Un vent de panique

Durant l'automne 1940, à Francazal, parut une note réclamant du personnel pour le Liban. Je me fis porter sur la liste des volontaires. Au mois d'octobre je fus, avec quelques copains, dirigé sur Marseille en vue d'un embarquement.

Cet embarquement eu lieu sur un cargo moutonnier. Inutile de dire que les conditions de confort et de salubrité à bord n'avaient rien à voir avec celles du feuilleton "La croisière s'amuse". De plus, dès le départ une chose m'intrigua : alors que le bateau aurait dû gagner la haute mer il suivait toujours la côte à notre droite. Nous vîmes ainsi défiler la côte française puis la côte espagnole. Au matin du troisième jour de voyage nous arrivâmes devant une ville blanche. Celle-ci était dominée par une colline, au sommet de laquelle était édifiée une église. Je demandais alors ou nous étions à un matelot du bord.

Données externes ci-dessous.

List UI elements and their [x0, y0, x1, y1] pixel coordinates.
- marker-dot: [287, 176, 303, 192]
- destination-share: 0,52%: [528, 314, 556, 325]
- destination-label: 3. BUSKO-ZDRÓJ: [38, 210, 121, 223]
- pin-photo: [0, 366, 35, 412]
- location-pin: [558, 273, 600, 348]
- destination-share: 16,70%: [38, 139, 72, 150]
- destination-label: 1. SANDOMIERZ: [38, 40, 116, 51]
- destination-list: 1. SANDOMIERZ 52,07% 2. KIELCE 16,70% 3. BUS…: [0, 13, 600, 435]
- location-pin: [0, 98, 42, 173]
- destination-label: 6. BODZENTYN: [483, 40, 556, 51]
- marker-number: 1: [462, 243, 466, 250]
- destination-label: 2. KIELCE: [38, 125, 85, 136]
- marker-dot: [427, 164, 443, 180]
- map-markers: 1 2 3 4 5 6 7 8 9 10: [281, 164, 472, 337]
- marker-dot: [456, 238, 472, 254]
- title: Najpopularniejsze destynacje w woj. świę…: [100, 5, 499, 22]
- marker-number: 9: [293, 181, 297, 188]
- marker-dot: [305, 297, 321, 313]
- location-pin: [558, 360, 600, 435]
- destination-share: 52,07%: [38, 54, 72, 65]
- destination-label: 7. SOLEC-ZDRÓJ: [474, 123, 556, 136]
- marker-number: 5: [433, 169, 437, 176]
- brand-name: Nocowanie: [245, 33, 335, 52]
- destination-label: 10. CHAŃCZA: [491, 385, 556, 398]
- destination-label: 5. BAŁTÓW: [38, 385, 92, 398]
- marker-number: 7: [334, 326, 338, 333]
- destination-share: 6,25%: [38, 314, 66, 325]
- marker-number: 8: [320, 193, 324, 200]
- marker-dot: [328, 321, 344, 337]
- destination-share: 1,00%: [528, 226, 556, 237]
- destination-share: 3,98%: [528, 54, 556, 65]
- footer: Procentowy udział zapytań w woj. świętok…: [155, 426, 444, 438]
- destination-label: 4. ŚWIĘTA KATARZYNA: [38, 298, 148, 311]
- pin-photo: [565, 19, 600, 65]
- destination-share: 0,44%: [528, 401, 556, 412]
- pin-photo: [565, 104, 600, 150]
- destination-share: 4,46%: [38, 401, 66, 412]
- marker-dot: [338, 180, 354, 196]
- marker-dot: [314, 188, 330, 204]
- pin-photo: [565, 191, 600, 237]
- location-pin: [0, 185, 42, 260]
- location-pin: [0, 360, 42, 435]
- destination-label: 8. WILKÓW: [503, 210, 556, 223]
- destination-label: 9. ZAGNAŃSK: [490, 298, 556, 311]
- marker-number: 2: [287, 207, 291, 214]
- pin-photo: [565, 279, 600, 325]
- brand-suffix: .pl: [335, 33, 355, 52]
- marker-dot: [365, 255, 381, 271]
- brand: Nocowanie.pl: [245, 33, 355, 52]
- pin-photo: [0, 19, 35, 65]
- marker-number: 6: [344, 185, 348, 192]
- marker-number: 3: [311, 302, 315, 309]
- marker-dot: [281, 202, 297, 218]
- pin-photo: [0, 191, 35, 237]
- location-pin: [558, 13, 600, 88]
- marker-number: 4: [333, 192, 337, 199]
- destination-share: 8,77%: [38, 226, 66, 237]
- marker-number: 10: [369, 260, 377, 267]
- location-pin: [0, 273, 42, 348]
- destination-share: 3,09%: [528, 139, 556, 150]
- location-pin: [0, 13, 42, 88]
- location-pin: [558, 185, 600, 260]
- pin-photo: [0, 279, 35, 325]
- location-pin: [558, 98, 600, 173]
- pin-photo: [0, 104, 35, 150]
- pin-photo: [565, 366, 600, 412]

Celui-ci me répondit : " ici t'es à Oran mon gars ! La colline c'est Santa Cruz !".

Un moment après nous étions sur les quais d'Oran. Adieu le Liban. Un peu plus tard des camions vinrent nous chercher pour nous amener à la base de La Sénia, distante d'environ 10 km.

Je fus affecté au groupe de chasse 1/3 qui était équipé de Dewoitines 520 (1). Il y avait sur la base deux autres groupes, le 2/52 et le 1/11. Le premier était une unité de reconnaissance, équipée de Blochs 175 (2), tandis que le deuxième était un groupe de bombardement qui utilisait des Lioré et Olivier 45 (3).

Le GC 1/3 comprenait deux escadrilles et une "section spécialisée". C'est dans ce service que je fus affecté. La réparation des moteurs, leur dégroupage, les rodages de soupapes, etc , était notre travail quotidien. A cela venait s'ajouter le transport, puis la réparation, des avions accidentés ( atterrissages sur le ventre ) sur la piste ou sur des terrains voisins. En ce qui concerne les moteurs nous étions assistés par M. Pinago, qui représentait la maison Hispano-Suiza.

La base de La Sénia était relativement importante. Elle comportait une longue lignée de hangars au départ de laquelle se trouvait le Poste de Commandement.

La piste était une grande surface dégagée et sans aucune végétation. Elle était bordée, vers le sud, d'un important lac salé, la Sebkra, qui nous séparait de la base de Tafaraoui occupée par l'aéronavale.

En regardant au loin on voyait, à l'horizon, les contreforts bleutés des massifs montagneux.

Derrière les hangars se trouvaient les casernements. C'était de très beaux bâtiments neufs construits dans le style du pays (4). En bref je ne regrettais en rien le "magasin d'habillement " de Francazal.

Le matin du dimanche 3 janvier 41 fut marqué, en Oranie, par les signes avant-coureurs d'une forte perturbation atmosphérique. Le vent se leva et commença à souffler en rafales. Il devint urgent de mettre à l'abri, dans les hangars, les avions qui avaient été laissés sur la piste.

L'officier de jour fit sonner le clairon afin de rassembler les hommes de service ainsi que le piquet d'incendie.

  • suite

    1. Dewoitine 520 : Chasseur, année 1940, moteur Hispano-Suiza 12Y, 12 cyl. enV, refroidi par liquide, puissance: environ 900 ch. Vitesse max. 530 km/h à 6000 m. Plafond : 11.000 m. Armement : 1 canon de 20 mm, tirant à travers l'arbre d'hélice, et 4 mitrailleuses.
    2. Bloch 175 : Reconnaissance, 1940, 2 moteurs Gnome-Rhône 14 cyl. en étoile, refroidis par air, 1140 ch chacun. Vitesse max. : 530 km/h à 5200 m. Plafond : 11.000 m. Equipage : 2 personnes.
    3. Lioré et Olivier 45 (LéO 45) : Bombardement, 1935, 2 moteurs Gnome-Rhône 14 cyl., refroidis par air, 1140 ch chacun. Vitesse max. près de 500 km/h à 4800 m. Plafond : 9000 m. Armement : 1 canon de 20, 2 mitrailleuses, 2000 kg de bombes. Equipage : 4 personnes.
    4. Ces bâtiments abritent maintenant l'université d'Oran.